劇中の日本では、政府通知に罰則規定はなく自由恋愛も認められているが、通知された相手と結婚すれば政府からの手厚いサポートが受けられる。葵の両親を含む多くの人が、政府通知の相手と幸せな結婚をし、制度をポジティブに捉えている。そして、俳優陣3人も肯定派だ。
「『もちろん自由に恋愛できるほうがいいでしょ!』と思っていたけれど、演じた後、見終わった後に、政府通知は素敵かもしれないと思った」という北村に対し、森川は“16歳なら”「親の管理下にある状態だし、受け入れるしかない」と困り顔を浮かべながらも理解を示す。一方、「僕は影響されやすい人間」という佐藤は、「心待ちにしてると思います。『どんな人が来るんだろう』って」とあっけからんと話す。劇中のミステリアスな高千穂とは真逆で、思ったことを真っ直ぐ伝える素直さが、一気に場を明るくする。
北村と佐藤は、ふざけ合う男性陣を森川が見守るような現場だったと話し、演技の面でも助けられたと話す。「すごく純粋にピュアに演じていたので、本当に素敵。司馬が心から愛する女性でいてくれた」(北村)、「目が真っ直ぐで、訴えかけてくるところに高千穂もひかれて、今までと違って殻を破っていこうというきっかけになったと思う。そういう女性ってめちゃくちゃ魅力的」(佐藤)

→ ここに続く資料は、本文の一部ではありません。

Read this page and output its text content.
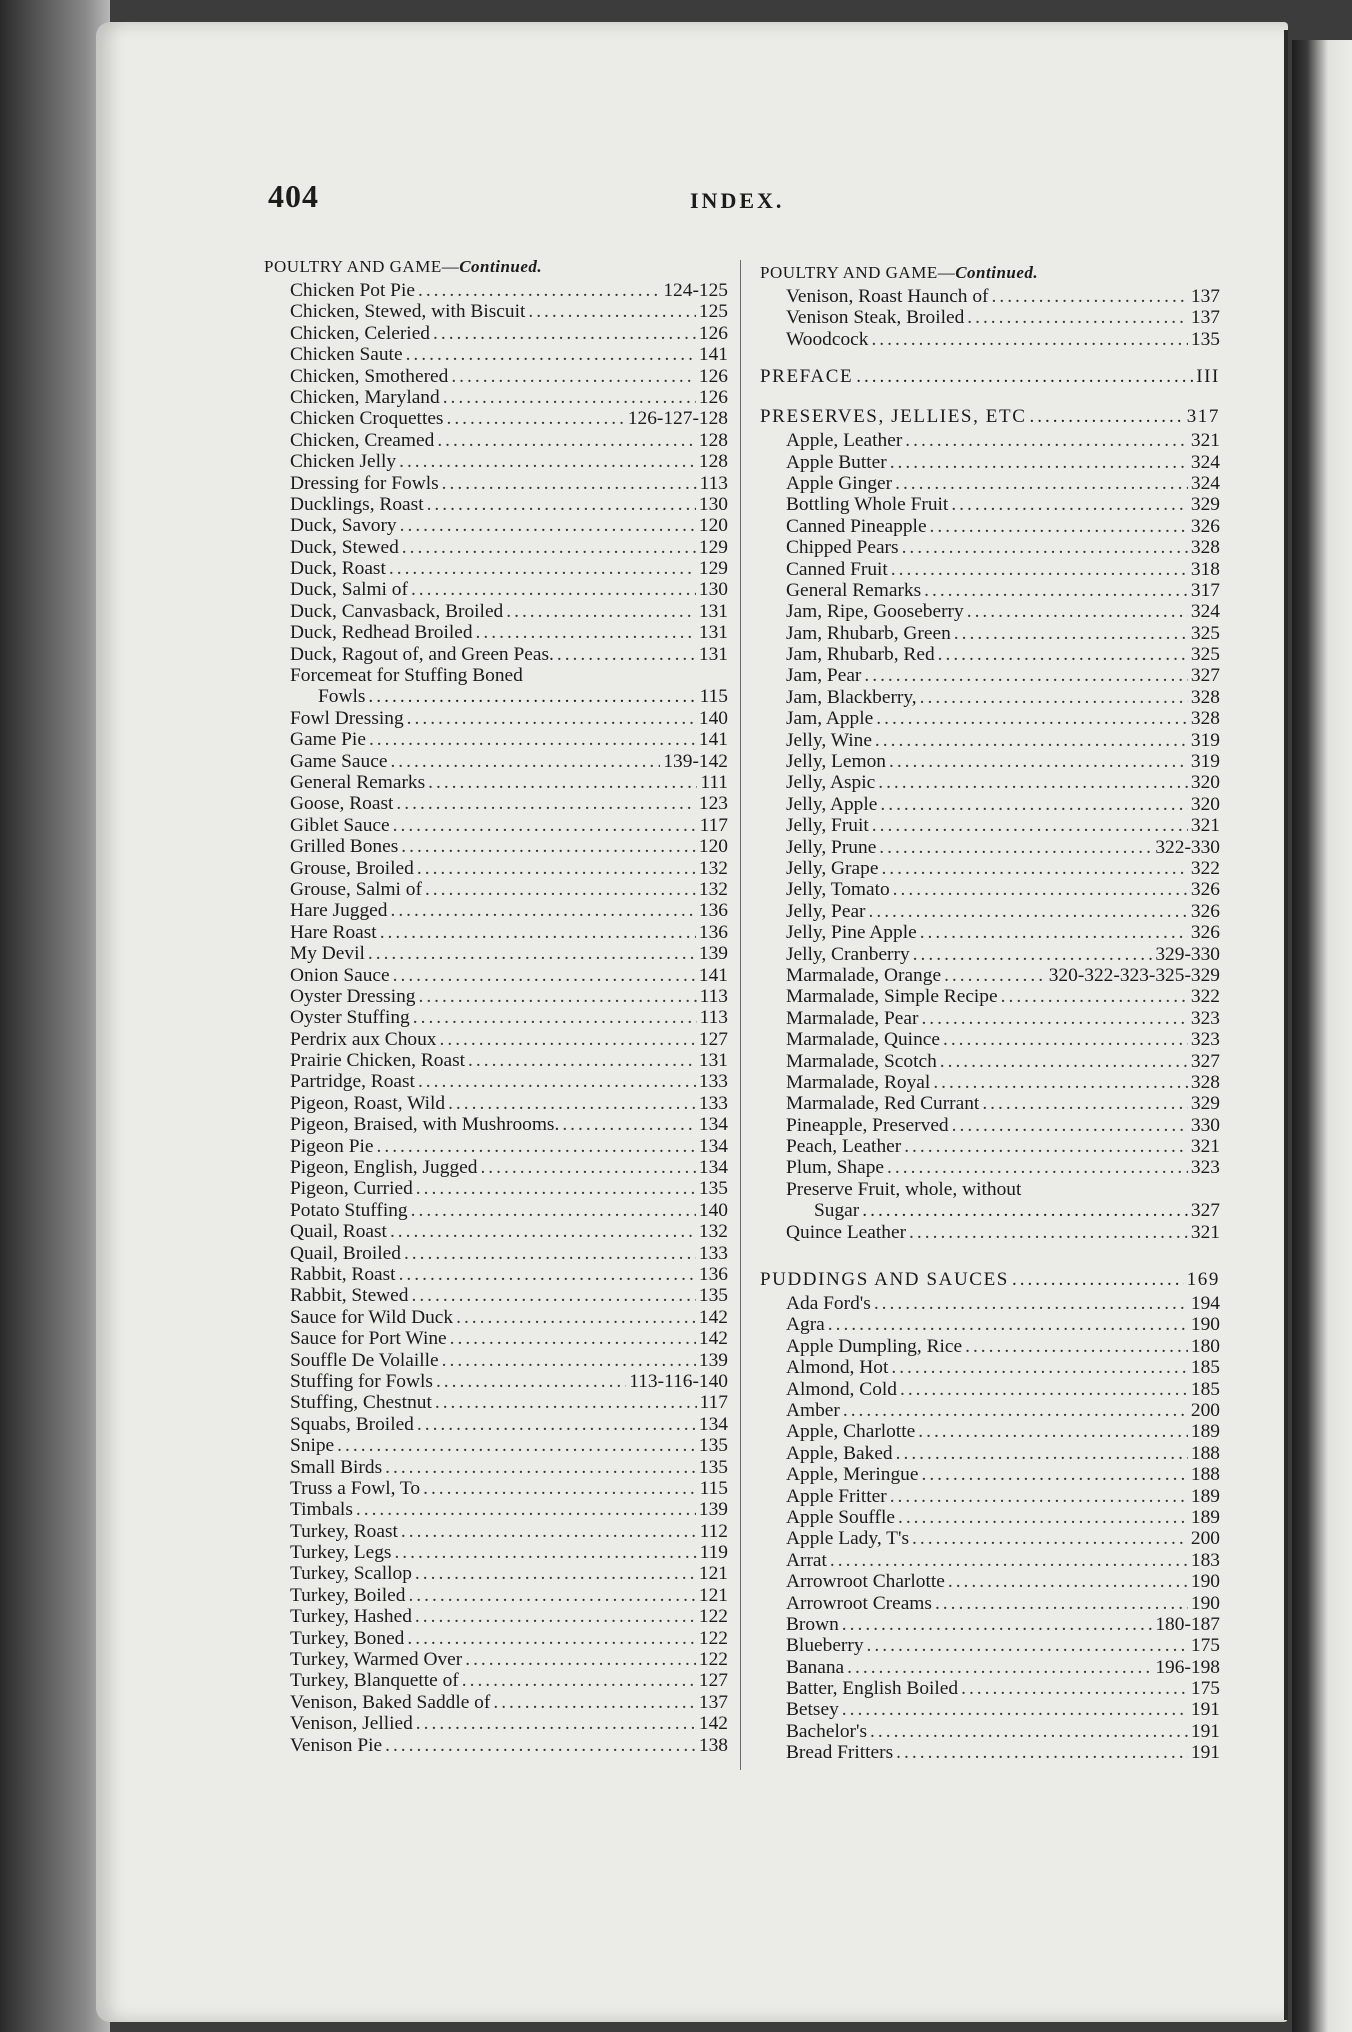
404	INDEX.
POULTRY AND GAME—Continued.
Chicken Pot Pie .....	124-125
Chicken, Stewed, with Biscuit .....	125
Chicken, Celeried .....	126
Chicken Saute .....	141
Chicken, Smothered .....	126
Chicken, Maryland .....	126
Chicken Croquettes .....	126-127-128
Chicken, Creamed .....	128
Chicken Jelly .....	128
Dressing for Fowls .....	113
Ducklings, Roast .....	130
Duck, Savory .....	120
Duck, Stewed .....	129
Duck, Roast .....	129
Duck, Salmi of .....	130
Duck, Canvasback, Broiled .....	131
Duck, Redhead Broiled .....	131
Duck, Ragout of, and Green Peas. .....	131
Forcemeat for Stuffing Boned
Fowls .....	115
Fowl Dressing .....	140
Game Pie .....	141
Game Sauce .....	139-142
General Remarks .....	111
Goose, Roast .....	123
Giblet Sauce .....	117
Grilled Bones .....	120
Grouse, Broiled .....	132
Grouse, Salmi of .....	132
Hare Jugged .....	136
Hare Roast .....	136
My Devil .....	139
Onion Sauce .....	141
Oyster Dressing .....	113
Oyster Stuffing .....	113
Perdrix aux Choux .....	127
Prairie Chicken, Roast .....	131
Partridge, Roast .....	133
Pigeon, Roast, Wild .....	133
Pigeon, Braised, with Mushrooms. .....	134
Pigeon Pie .....	134
Pigeon, English, Jugged .....	134
Pigeon, Curried .....	135
Potato Stuffing .....	140
Quail, Roast .....	132
Quail, Broiled .....	133
Rabbit, Roast .....	136
Rabbit, Stewed .....	135
Sauce for Wild Duck .....	142
Sauce for Port Wine .....	142
Souffle De Volaille .....	139
Stuffing for Fowls .....	113-116-140
Stuffing, Chestnut .....	117
Squabs, Broiled .....	134
Snipe .....	135
Small Birds .....	135
Truss a Fowl, To .....	115
Timbals .....	139
Turkey, Roast .....	112
Turkey, Legs .....	119
Turkey, Scallop .....	121
Turkey, Boiled .....	121
Turkey, Hashed .....	122
Turkey, Boned .....	122
Turkey, Warmed Over .....	122
Turkey, Blanquette of .....	127
Venison, Baked Saddle of .....	137
Venison, Jellied .....	142
Venison Pie .....	138
POULTRY AND GAME—Continued.
Venison, Roast Haunch of .....	137
Venison Steak, Broiled .....	137
Woodcock .....	135
PREFACE .....	III
PRESERVES, JELLIES, ETC .....	317
Apple, Leather .....	321
Apple Butter .....	324
Apple Ginger .....	324
Bottling Whole Fruit .....	329
Canned Pineapple .....	326
Chipped Pears .....	328
Canned Fruit .....	318
General Remarks .....	317
Jam, Ripe, Gooseberry .....	324
Jam, Rhubarb, Green .....	325
Jam, Rhubarb, Red .....	325
Jam, Pear .....	327
Jam, Blackberry, .....	328
Jam, Apple .....	328
Jelly, Wine .....	319
Jelly, Lemon .....	319
Jelly, Aspic .....	320
Jelly, Apple .....	320
Jelly, Fruit .....	321
Jelly, Prune .....	322-330
Jelly, Grape .....	322
Jelly, Tomato .....	326
Jelly, Pear .....	326
Jelly, Pine Apple .....	326
Jelly, Cranberry .....	329-330
Marmalade, Orange .....	320-322-323-325-329
Marmalade, Simple Recipe .....	322
Marmalade, Pear .....	323
Marmalade, Quince .....	323
Marmalade, Scotch .....	327
Marmalade, Royal .....	328
Marmalade, Red Currant .....	329
Pineapple, Preserved .....	330
Peach, Leather .....	321
Plum, Shape .....	323
Preserve Fruit, whole, without
Sugar .....	327
Quince Leather .....	321
PUDDINGS AND SAUCES .....	169
Ada Ford's .....	194
Agra .....	190
Apple Dumpling, Rice .....	180
Almond, Hot .....	185
Almond, Cold .....	185
Amber .....	200
Apple, Charlotte .....	189
Apple, Baked .....	188
Apple, Meringue .....	188
Apple Fritter .....	189
Apple Souffle .....	189
Apple Lady, T's .....	200
Arrat .....	183
Arrowroot Charlotte .....	190
Arrowroot Creams .....	190
Brown .....	180-187
Blueberry .....	175
Banana .....	196-198
Batter, English Boiled .....	175
Betsey .....	191
Bachelor's .....	191
Bread Fritters .....	191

このほめ殺しを、北村に「嬉しそうだなあ(笑)」と指摘されるほど笑みをこぼして聞いていた森川は、素直に「嬉しいですね(笑)。普段そんなにほめられることなんてない」と噛み締める。そんな森川に、司馬と高千穂のどちらがタイプの男性か問うと、熟考のすえ「選べない」と答えた。「葵と同じで、私自身も本当に優柔不断なんです。優しい男性ってすごく素敵だなって思うので、2人ともいいです」とほほ笑む。
今作に登場する数々の“キュン”のなかでイチオシのシーンを聞くと、北村と佐藤は、葵と高千穂の水族館でのキスシーンで一致。「高千穂推し」を宣言する北村が、シーンを再現して大盛り上がりだ。森川の「(肩を叩いて)ほっぺツンの、振り返る2人の表情がキュン」という意見にも、「やられる方もキュンとする!」(北村)、「あれは絶対に(現実世界でも)やったほうがいい!」と太鼓判を押した。
自分の“好きな人”を選べないでいる少女と、大好きな少女に翻弄される2人の少年。架空の世界で普遍的なラブストーリーを紡いだ3人が、青春×恋愛から生まれる究極のトキメキは、どんな状況下でも変わらないことを証明してくれた。